Viele Stents helfen nicht unbedingt auch viel

Barmer GEK-Krankenhausreport untersucht Interventionen bei koronarer Herzkrankheit

  • Ulrike Henning
  • Lesedauer: 3 Min.
Die koronare Herzkrankheit (KHK) bringt zwar weniger Menschen ins Krankenhaus, die Zahl der Eingriffe steigt aber. Das zeigt der Barmer-Krankenhausreport, der am Dienstag in Berlin vorgestellt wurde.

Ein Engegefühl in der Brust, ausstrahlend in den linken Arm, kurzzeitige Herzschmerzen bei Belastung - diese Symptome könnten für eine KHK sprechen. Hilft gesünderer Lebensstil oder medikamentöse Behandlung nicht weiter, können die verkalkten Gefäße rund um das Herz auch mit chirurgischen Eingriffen wieder frei gelegt werden. Koronare Revaskularisation ist der Fachbegriff für verschiedene Methoden, von denen im diesjährigen Barmer-Krankenhausreport die vier wichtigsten genauer untersucht wurden. Eine Bypass-Operation gilt als ein größerer, mehrstündiger Eingriff, für den eine Herz-Lungenmaschine gebraucht wird. Seine Häufigkeit sinkt seit etwa zehn Jahren.

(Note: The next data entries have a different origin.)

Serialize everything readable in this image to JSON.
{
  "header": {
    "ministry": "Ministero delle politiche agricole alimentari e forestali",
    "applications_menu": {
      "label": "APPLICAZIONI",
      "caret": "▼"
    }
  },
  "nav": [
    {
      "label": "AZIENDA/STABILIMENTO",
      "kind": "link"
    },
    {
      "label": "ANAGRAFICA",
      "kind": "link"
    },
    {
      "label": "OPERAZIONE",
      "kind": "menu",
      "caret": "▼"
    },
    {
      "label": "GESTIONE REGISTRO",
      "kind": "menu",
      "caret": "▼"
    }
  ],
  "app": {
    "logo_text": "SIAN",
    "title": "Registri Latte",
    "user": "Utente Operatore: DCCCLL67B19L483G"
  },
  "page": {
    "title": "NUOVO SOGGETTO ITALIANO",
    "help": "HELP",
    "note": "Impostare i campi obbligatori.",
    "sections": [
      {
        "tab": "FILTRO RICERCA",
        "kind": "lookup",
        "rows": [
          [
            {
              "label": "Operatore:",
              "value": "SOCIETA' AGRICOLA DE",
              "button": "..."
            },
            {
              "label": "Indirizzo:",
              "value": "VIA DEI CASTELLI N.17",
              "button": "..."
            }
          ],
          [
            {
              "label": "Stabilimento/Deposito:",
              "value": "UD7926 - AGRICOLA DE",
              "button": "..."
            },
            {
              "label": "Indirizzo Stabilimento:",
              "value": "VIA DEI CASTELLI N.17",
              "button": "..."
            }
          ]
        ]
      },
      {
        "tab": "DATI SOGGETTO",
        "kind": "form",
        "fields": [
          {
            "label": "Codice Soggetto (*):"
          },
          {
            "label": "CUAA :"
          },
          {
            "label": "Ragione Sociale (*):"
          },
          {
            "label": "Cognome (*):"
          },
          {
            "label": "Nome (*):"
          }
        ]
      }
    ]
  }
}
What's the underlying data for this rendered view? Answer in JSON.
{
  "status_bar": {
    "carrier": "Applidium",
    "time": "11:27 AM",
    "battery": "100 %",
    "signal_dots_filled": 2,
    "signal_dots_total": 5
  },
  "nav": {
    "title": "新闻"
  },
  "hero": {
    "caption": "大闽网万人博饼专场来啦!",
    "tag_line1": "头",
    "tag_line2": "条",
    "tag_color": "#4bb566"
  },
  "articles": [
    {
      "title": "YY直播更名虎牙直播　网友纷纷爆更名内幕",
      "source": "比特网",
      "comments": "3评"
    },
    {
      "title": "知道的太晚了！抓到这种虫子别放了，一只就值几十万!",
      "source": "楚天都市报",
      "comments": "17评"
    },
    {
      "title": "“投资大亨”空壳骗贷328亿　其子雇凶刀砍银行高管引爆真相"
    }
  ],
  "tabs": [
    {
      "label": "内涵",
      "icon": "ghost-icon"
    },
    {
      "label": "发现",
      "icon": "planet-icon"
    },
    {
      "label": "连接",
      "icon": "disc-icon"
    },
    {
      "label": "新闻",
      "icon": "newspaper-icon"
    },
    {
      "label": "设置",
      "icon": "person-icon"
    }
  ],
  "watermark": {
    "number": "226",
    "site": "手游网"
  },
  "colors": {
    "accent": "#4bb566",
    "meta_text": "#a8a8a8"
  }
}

Drei weitere Eingriffe erfolgen minimalinvasiv über Blutgefäße in Leiste oder Arm. Von besonderem Interesse waren unter diesen die beschichteten, Medikamente freisetzenden Stents, die ehemals verschlossene Blutgefäße freihalten sollen. Dieser modernste Ansatz gilt mittlerweile als Standard, sein Anteil hat seit 2005 um 225 Prozent zugenommen.

Für diese Stents sprechen in Studien vor allem die geringen Raten von notwendigen Wiederholungseingriffen. Allerdings, so stellten die Wissenschaftler um die Medizinerin Eva Maria Bitzer vom Beratungsunternehmen Agenon fest, kommt diese Qualität nicht in der Routineversorgung an. Im medizinischen Alltag muss sich jeder fünfte Patient schon im ersten Jahr einer Re-Intervention unterziehen, das sagen jedenfalls die repräsentativen Daten, die die Barmer GEK unter ihren Versicherten erhoben hat. Künftige Studien müssten also die Routinebedingungen stärker berücksichtigen. Im Vergleich zu allen anderen Methoden ist die Sterblichkeit nach dem Einsetzen beschichteter Stents am geringsten: Nur 15 Prozent der so operierten Patienten leben fünf Jahre nach dem Eingriff nicht mehr.

Die Häufigkeit der Wiederöffnung von Herzkranzgefäßen mit diesen Stents erklärt sich nur zum Teil dadurch, dass sie heute bei mehr KHK- und Infarktpatienten angewandt wird als etwa 2005. Zunehmend werden die Gefäßstützen auch bei Herzklappenproblemen oder Herzrhythmusstörungen implantiert. Barmer GEK-Vorstand Rolf-Ulrich Schlenker fragt sich angesichts des Stent-Booms allerdings, ob sich der Zuwachs wirklich medizinisch begründen lässt. Er sieht eher eine Wirkung des Preises - 5400 Euro etwa kostet der erste Krankenhausaufenthalt in einem solchen Fall.

Immer weniger Menschen in den Industriestaaten sterben an der KHK. Neuere Studien zu den Ursachen dafür gibt es in Deutschland allerdings nicht. Für Großbritannien, Griechenland und Polen fanden Forscher jedoch heraus, dass die Gründe am ehesten in einer besseren Behandlung von Bluthochdruck und Fettstoffwechselstörungen liegen. Für die Bundesrepublik wäre es demnach auch angeraten, die Fragestellung erneut wissenschaftlich zu untersuchen.

Insgesamt bestätigte der Krankenhausreport Tendenzen der früheren Jahre: Die Fallzahlen steigen weiter, während die Verweildauer im Krankenhaus immer kürzer wird. Nach Bundesländern hat Baden-Württemberg die geringste Zahl der Krankenhausfälle und -tage je 1000 Versicherte - nämlich knapp 180 beziehungsweise 1430. Nordrhein-Westfalen steht mit 229 Fällen und 1900 Krankenhaustagen an der Spitze. Die östlichen Bundesländer finden sich verteilt über die ganze Skala, Thüringen auf Platz drei und Mecklenburg-Vorpommern auf dem vorletzten Platz. Für ganz Deutschland erzeugen demnach Diagnosen psychischer Störungen die größte Gruppe, nämlich 36 Prozent aller Krankenhaustage.